[Kacik absurdu im. Andrzeja Waligórskiego]


ABCDEFGHIJKLŁMNOPQRSŚTUVWZŻ

108 utworów na literę P


 
 

PÓŁ GODZINY POTĘGI

... więc Jan Sebastian Dreptak ogolił się starannie,
Pogładził dłonią oblicze świeżutkie jak płatek wiśni,
A potem zrzucił piżamę i usiadł golutki w wannie,
I zaczął puszczać na zmianę to ciepły, to chłodny prysznic.
następnie położył się w wodzie i się przeciągnął błogo,
I zatrzepotał rękami aż woda na ziemię prysła,
Z upodobaniem się przyjrzał kolejno obu swym nogom
I jął z uśmiechem przeglądać ilustrowane pisma.
A w jednym z tych tygodników, bodajże w pierwszym z brzegu,
(Może to "Film" był lub "Ekran", a nawet "Przekrój" może?)
Zobaczył ogromne zdjęcie Daniela Olbrychskiego
Na którym ten pan Olbrychski był taki przystojny jak bożek!
Dreptak mu się przypatrzył, podrapał się palcem w łydki,
Pomyślał: - Ciekawe jak on by się prezentował nago?
Jeszcze raz spojrzał na zdjęcie, mruknął: Hm, nawet niebrzydki!
Poklepał się po muskułach, po piersiach i po karku
Przelotnie obrzucił wzrokiem różową konchę ucha,
Powiedzał: - Nie jesteś gorszy od niego, mój Dreptaku!
Zaśpiewał fałszywie coś z "Carmen" i się powycierał do sucha.
... zaś potem drzwi się otwarły i wypuściły Dreptaka,
I żona spojrzała ze smutkiem i załamała ręce
I pomyślała że mąż jej to wyjątkowa pokraka
I nigdy nie dałaby wiary, że taki był piękny w łazience...
Ale my wiemy!

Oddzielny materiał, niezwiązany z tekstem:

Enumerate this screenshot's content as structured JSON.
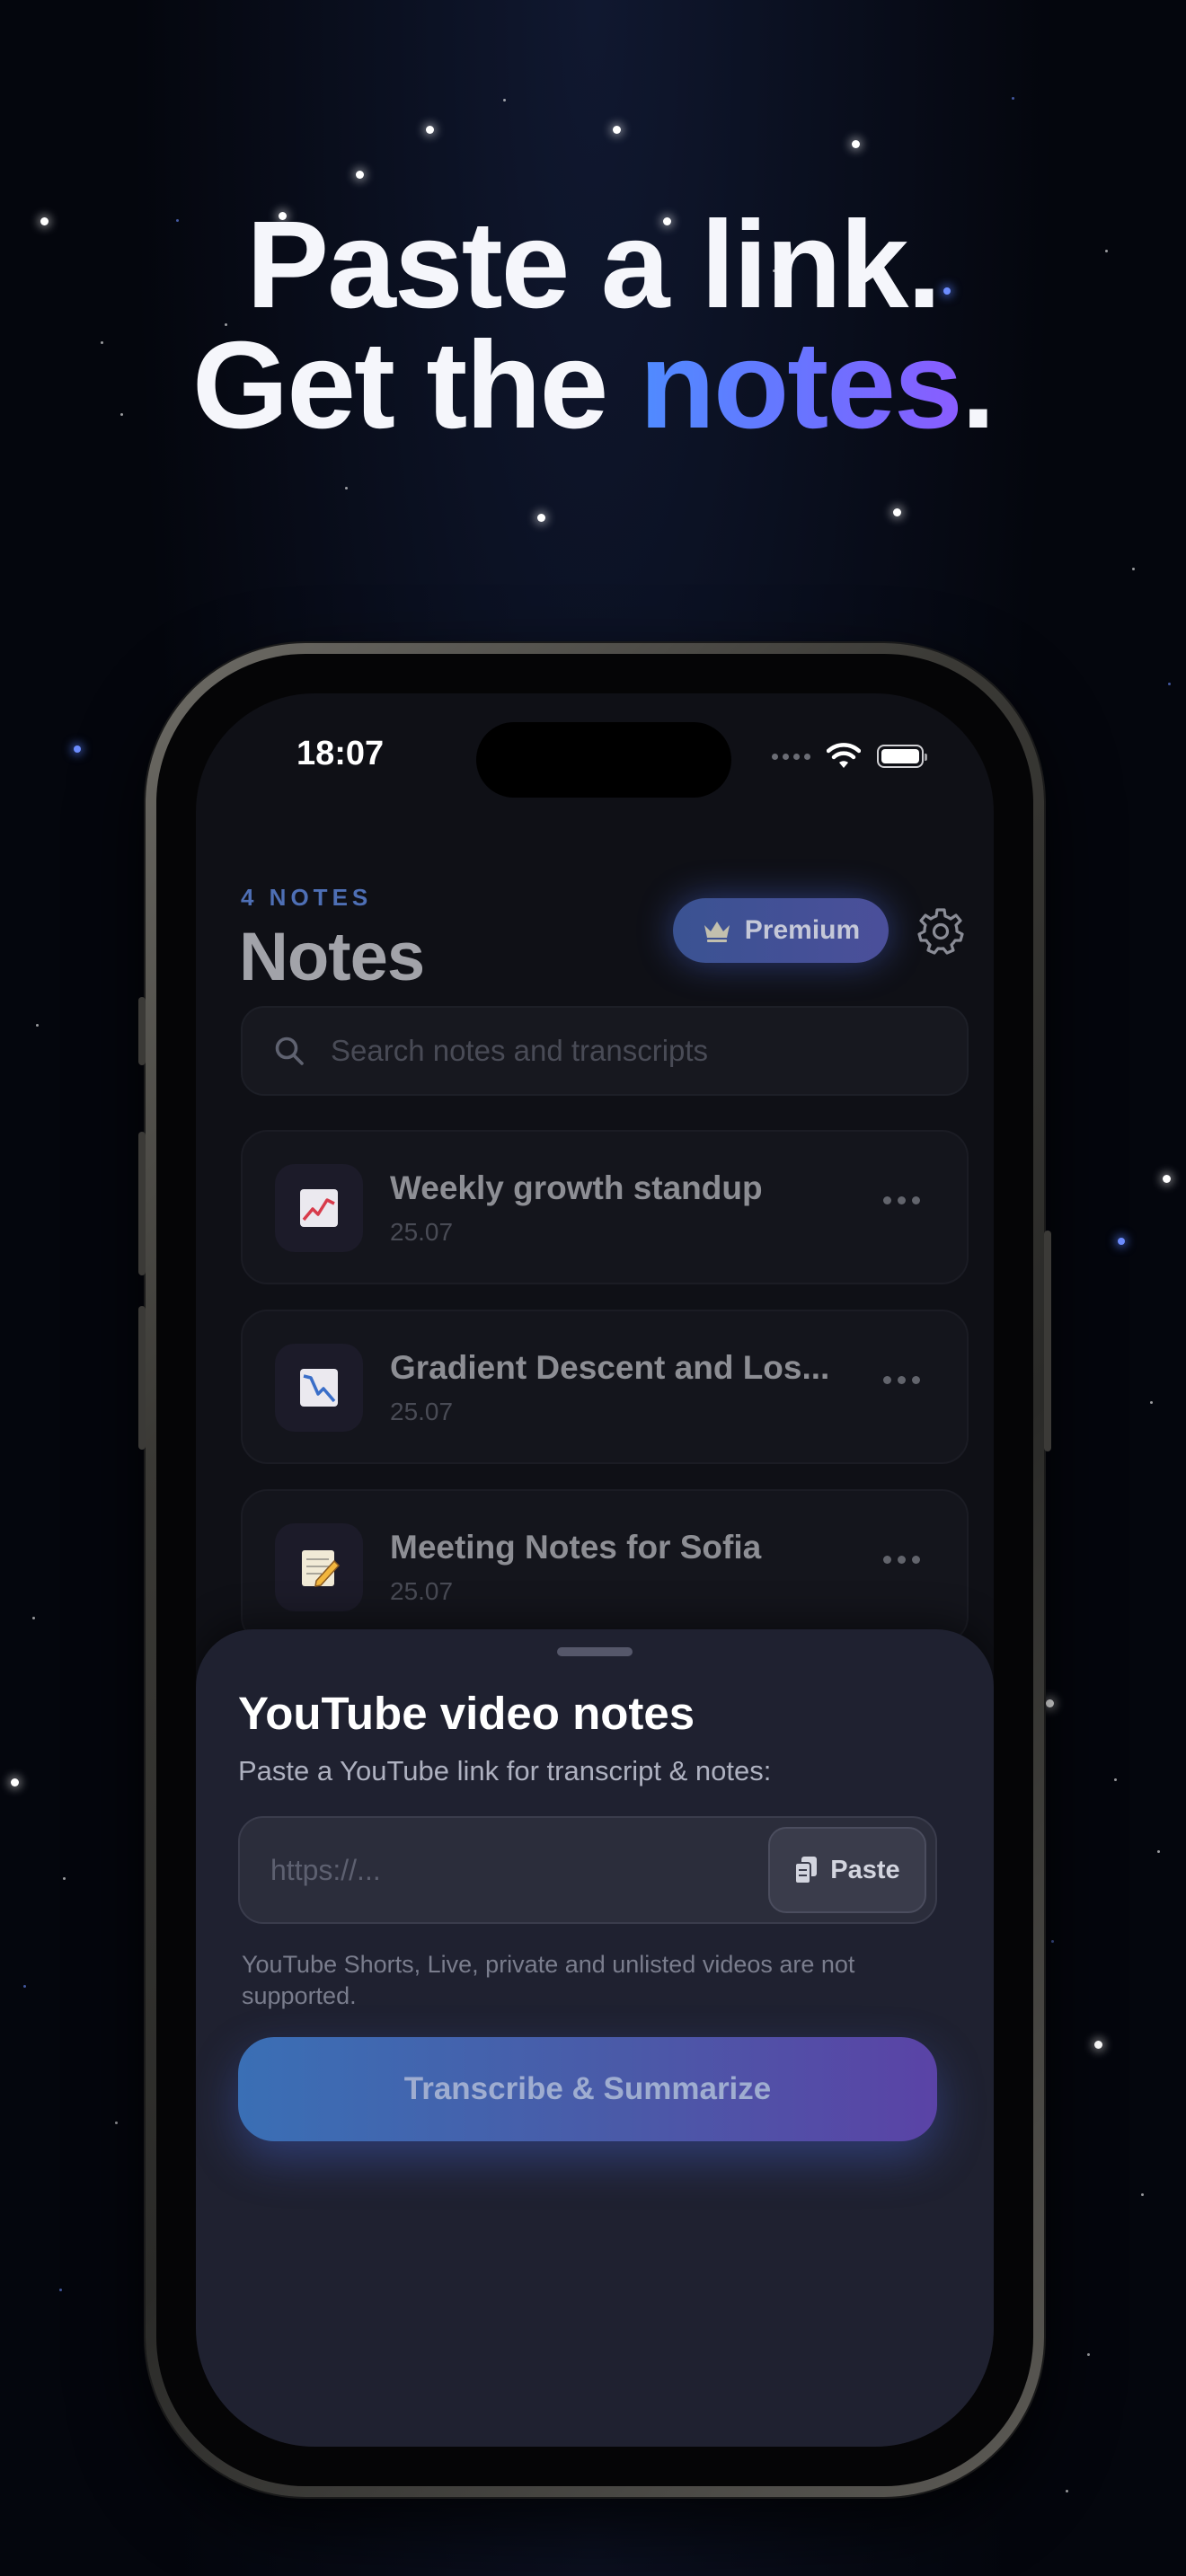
{
  "headline": {
    "line1": "Paste a link.",
    "line2_prefix": "Get the ",
    "line2_accent": "notes",
    "line2_suffix": "."
  },
  "status_bar": {
    "time": "18:07"
  },
  "header": {
    "count_label": "4 NOTES",
    "title": "Notes",
    "premium_label": "Premium"
  },
  "search": {
    "placeholder": "Search notes and transcripts"
  },
  "notes": [
    {
      "icon": "chart-up-icon",
      "emoji": "📈",
      "title": "Weekly growth standup",
      "date": "25.07"
    },
    {
      "icon": "chart-down-icon",
      "emoji": "📉",
      "title": "Gradient Descent and Los...",
      "date": "25.07"
    },
    {
      "icon": "memo-icon",
      "emoji": "📝",
      "title": "Meeting Notes for Sofia",
      "date": "25.07"
    }
  ],
  "sheet": {
    "title": "YouTube video notes",
    "subtitle": "Paste a YouTube link for transcript & notes:",
    "url_placeholder": "https://...",
    "paste_label": "Paste",
    "note": "YouTube Shorts, Live, private and unlisted videos are not supported.",
    "cta_label": "Transcribe & Summarize"
  },
  "colors": {
    "accent_blue": "#4f8bff",
    "accent_purple": "#8a5cff",
    "background": "#04060d"
  }
}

I bardzo cenimy ten uśmiech losu
Jaki łazienka zwykła dla zwykłego mężczyzna mieści,
Bo my się też wszyscy zmieniamy w rozśpiewanych,
atletycznych herosów. Mniej więcej o siódmej rano.
Ale tylko do siódmej trzydzieści....

Wpisał(-a): Maciej Dębski

 
 
<< Poprzedni | Następny >>

[ Autor ] | [ Liryka ] | [ Proza ] | [ Dźwięk ] | [ Słowo ] | [ Obraz ] | [ Podziękowania ]

[ Początek ]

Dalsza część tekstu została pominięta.